Wells Loses Teams Managing $796 Million to RayJay, Ameriprise

In more signs of seasoned brokers pulling up deep roots, a 27-year Wells Fargo Advisors “ProfitFormula” broker in Richmond whose team oversaw about $600 million has joined Raymond James’ quasi-independent channel, while a 21-year private client group Wells manager in Omaha took his three-person team to Ameriprise Financial’s employee channel.
Geoffrey Sisk, Hynson H. Marvel and Jason Statuta, who together produced more than $2.7 million at Wells, opted on April 25 to join Raymond James & Associates’ “AdvisorSelect” unit in a Richmond office, the firm said in a news release.Both Wells’ ProfitFormula channel and the AdvisorSelect channels pay brokers a higher percentage of the fees and commissions they produce than is given to top advisors in their traditional employee channels, but the teams are responsible for more overhead and employee support expenses and get fewer home-office services.
Sisk, who ranked 39th among the top 110 advisors in Virginia, according to a Shook Research ranking for VirginaBusiness.com, spent 22 years of his 35-year brokerage career with Wells and predecessor firms Wheat First Securities and First Union Capital Markets.
Marvel began his financial services career in 2003 as an associate with Chesapeake Strategic Advisors, moved to Northwestern Mutual Investment Services a year later and in 2007 joined Wells Fargo where he partnered with Sisk. Statuta, a former fund wholesaler at Putnam, Pioneer and Goldman Sachs, joined them at Wells Advisors in Richmond in September 2016.
Statuta confirmed the team’s preference for the quasi-independence model but said his teammates were not available to answer questions about their move.

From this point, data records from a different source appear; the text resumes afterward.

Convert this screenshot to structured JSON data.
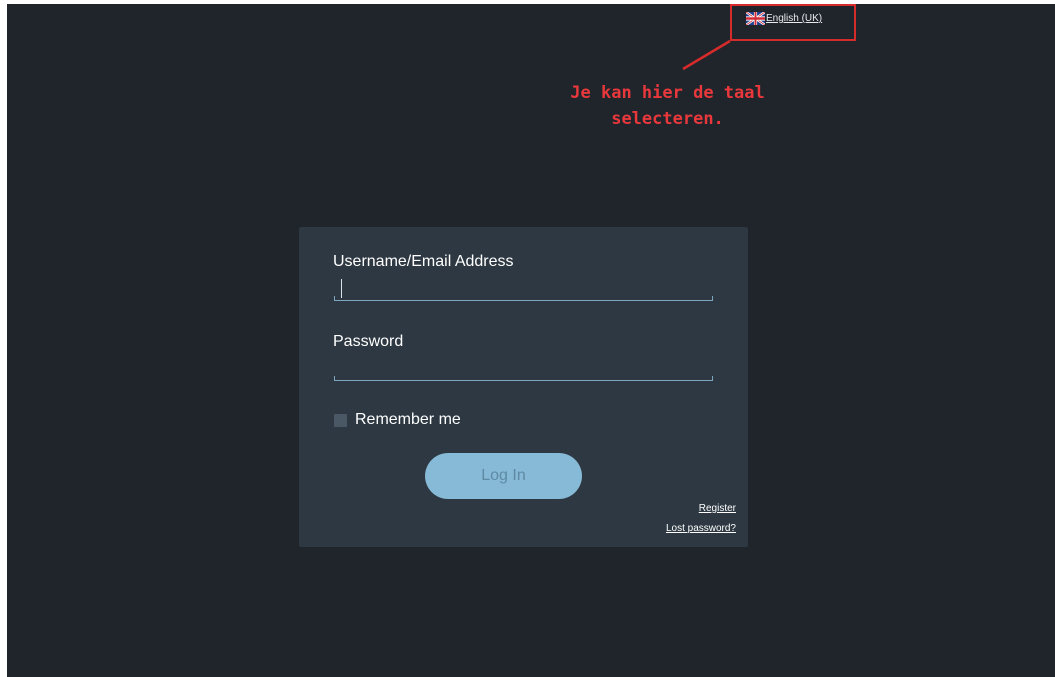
{
  "language": {
    "current": "English (UK)",
    "flag_icon": "uk-flag-icon"
  },
  "annotation": {
    "line1": "Je kan hier de taal",
    "line2": "selecteren.",
    "color": "#e8383c"
  },
  "login": {
    "username_label": "Username/Email Address",
    "username_value": "",
    "password_label": "Password",
    "password_value": "",
    "remember_label": "Remember me",
    "remember_checked": false,
    "submit_label": "Log In",
    "register_link": "Register",
    "lost_password_link": "Lost password?"
  },
  "colors": {
    "background": "#20252b",
    "panel": "#2d3842",
    "button": "#86bad6",
    "highlight": "#d62b2b"
  }
}
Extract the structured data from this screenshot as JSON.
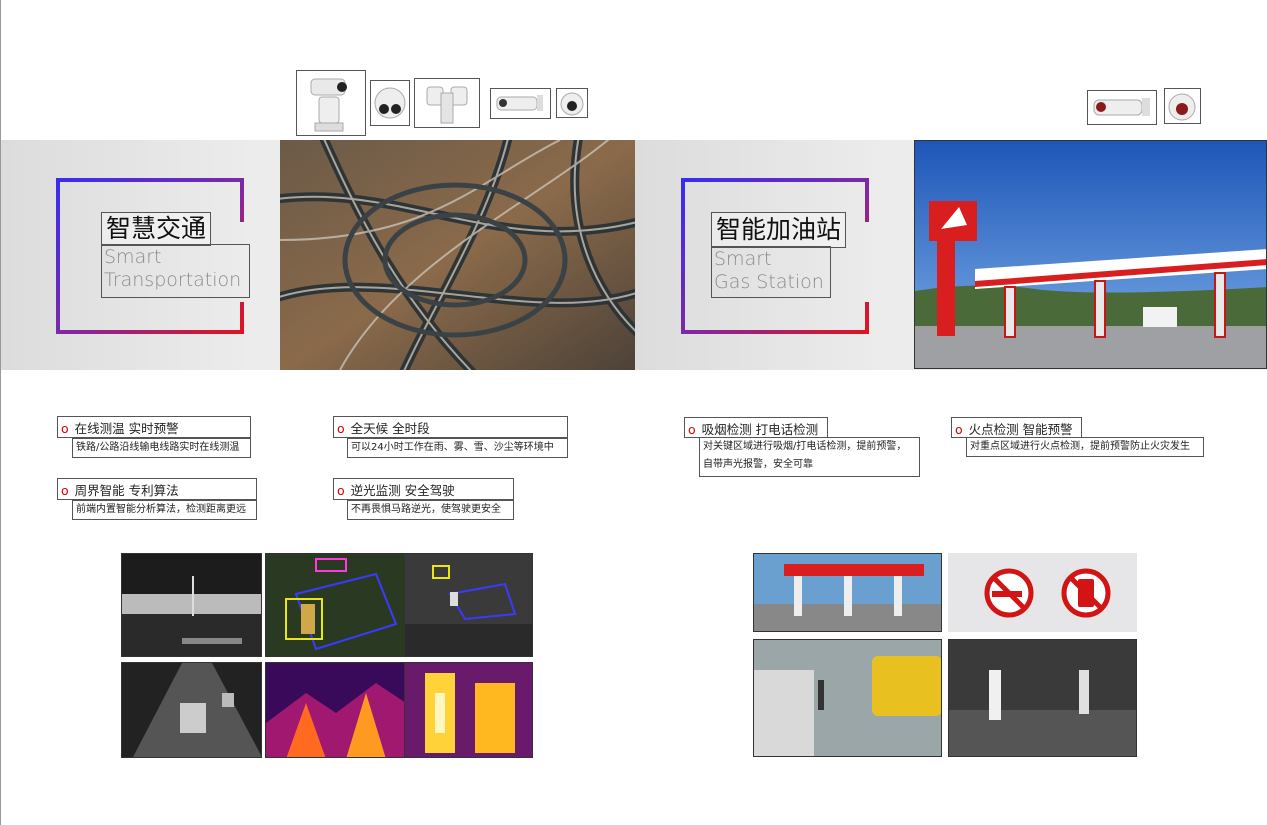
{
  "left": {
    "title_cn": "智慧交通",
    "title_en_1": "Smart",
    "title_en_2": "Transportation",
    "features": [
      {
        "heading": "在线测温  实时预警",
        "desc": "铁路/公路沿线输电线路实时在线测温"
      },
      {
        "heading": "全天候  全时段",
        "desc": "可以24小时工作在雨、雾、雪、沙尘等环境中"
      },
      {
        "heading": "周界智能  专利算法",
        "desc": "前端内置智能分析算法，检测距离更远"
      },
      {
        "heading": "逆光监测  安全驾驶",
        "desc": "不再畏惧马路逆光，使驾驶更安全"
      }
    ]
  },
  "right": {
    "title_cn": "智能加油站",
    "title_en_1": "Smart",
    "title_en_2": "Gas Station",
    "features": [
      {
        "heading": "吸烟检测  打电话检测",
        "desc_1": "对关键区域进行吸烟/打电话检测，提前预警，",
        "desc_2": "自带声光报警，安全可靠"
      },
      {
        "heading": "火点检测  智能预警",
        "desc": "对重点区域进行火点检测，提前预警防止火灾发生"
      }
    ]
  },
  "bullet": "o",
  "colors": {
    "accent_red": "#d60000",
    "gradient_blue": "#3a2cf0",
    "gradient_red": "#e0141e"
  }
}
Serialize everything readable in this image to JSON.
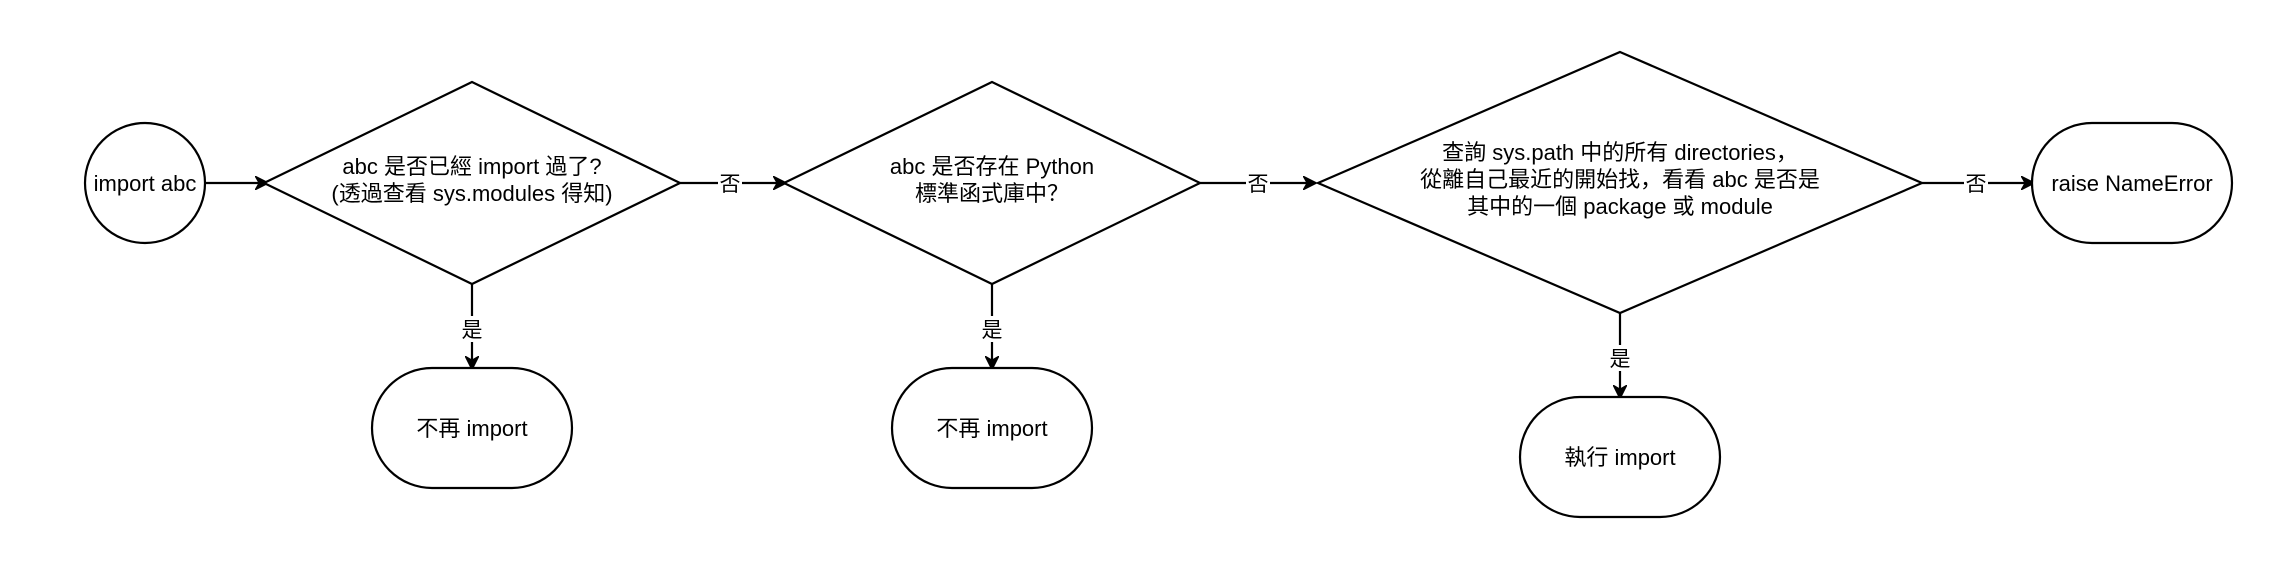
{
  "nodes": {
    "start": {
      "lines": [
        "import abc"
      ]
    },
    "check_imported": {
      "lines": [
        "abc 是否已經 import 過了?",
        "(透過查看 sys.modules 得知)"
      ]
    },
    "not_import_1": {
      "lines": [
        "不再 import"
      ]
    },
    "check_stdlib": {
      "lines": [
        "abc 是否存在 Python",
        "標準函式庫中？"
      ]
    },
    "not_import_2": {
      "lines": [
        "不再 import"
      ]
    },
    "check_syspath": {
      "lines": [
        "查詢 sys.path 中的所有 directories，",
        "從離自己最近的開始找，看看 abc 是否是",
        "其中的一個 package 或 module"
      ]
    },
    "do_import": {
      "lines": [
        "執行 import"
      ]
    },
    "raise_error": {
      "lines": [
        "raise NameError"
      ]
    }
  },
  "edges": {
    "start_to_check_imported": {
      "label": ""
    },
    "check_imported_no": {
      "label": "否"
    },
    "check_imported_yes": {
      "label": "是"
    },
    "check_stdlib_no": {
      "label": "否"
    },
    "check_stdlib_yes": {
      "label": "是"
    },
    "check_syspath_no": {
      "label": "否"
    },
    "check_syspath_yes": {
      "label": "是"
    }
  }
}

“We looked at several firms and did very thorough due diligence, but the only firm that fit, that demonstrated a sincere client-first philosophy and an advisor-focused culture was Raymond James,” Sisk said in a prepared statement. The team, which includes their client service associate Tonita Donaldson, will operate as the Sisk & Marvel Investment Group.
In Omaha, Ameriprise hired James Pekelder, Scott Prai and their operations manager, Deb Knust, on May 10, a company spokeswoman said. Operating within the firm’s employee channel as Pekelder Prai Financial Strategies Group, the group was managing about $196 million in assets at Wells Fargo, she said. Prai began his brokerage career in 2001 with Wells, and Knust moved with Pedelker to Wells in 1998 from Principal Financial Securities, according to their BrokerCheck histories.
Pekelder, who began his brokerage career in 1983 at Prudential-Bache Securities, joined Wells in 1998 and split his time being running a book and overseeing more than 60 brokers in seven offices, according to a 2011 profile of his role as a producing manager. The complex is being run on an interim basis by Jamie Batson, whose LinkedIn profile says she is based in Boise, Idaho.
Pekelder drew notoriety in 2016 when Wells brought an arbitration claim alleging violations of the Protocol for Broker Recruiting against his former partner Joel A. Jacobs, who left the previous year.
Jacobs in a counterclaim alleged that he had primary responsibility for growing the team’s assets after buying two books from retiring advisors, “while Pekelder traveled and carried out his supervisory duties in the state of Nebraska.” Arbitrators held Wells and Pekelder jointly and severally liable to pay Jacobs $413,000 for lost compensation.
Pekelder did not return requests for comment on the reasons for his move from Wells, which has suffered a net outflow of more than 1,200 brokers since its sister bank disclosed the opening of unasked-for checking and credit accounts for customers in September 2016. He will focus on production at Ameriprise, and report to Omaha branch manager Chris Knust, the company spokeswoman said.
Spokeswomen at Wells Fargo Advisors did not respond to requests for comments about the departures in Richmond and Omaha.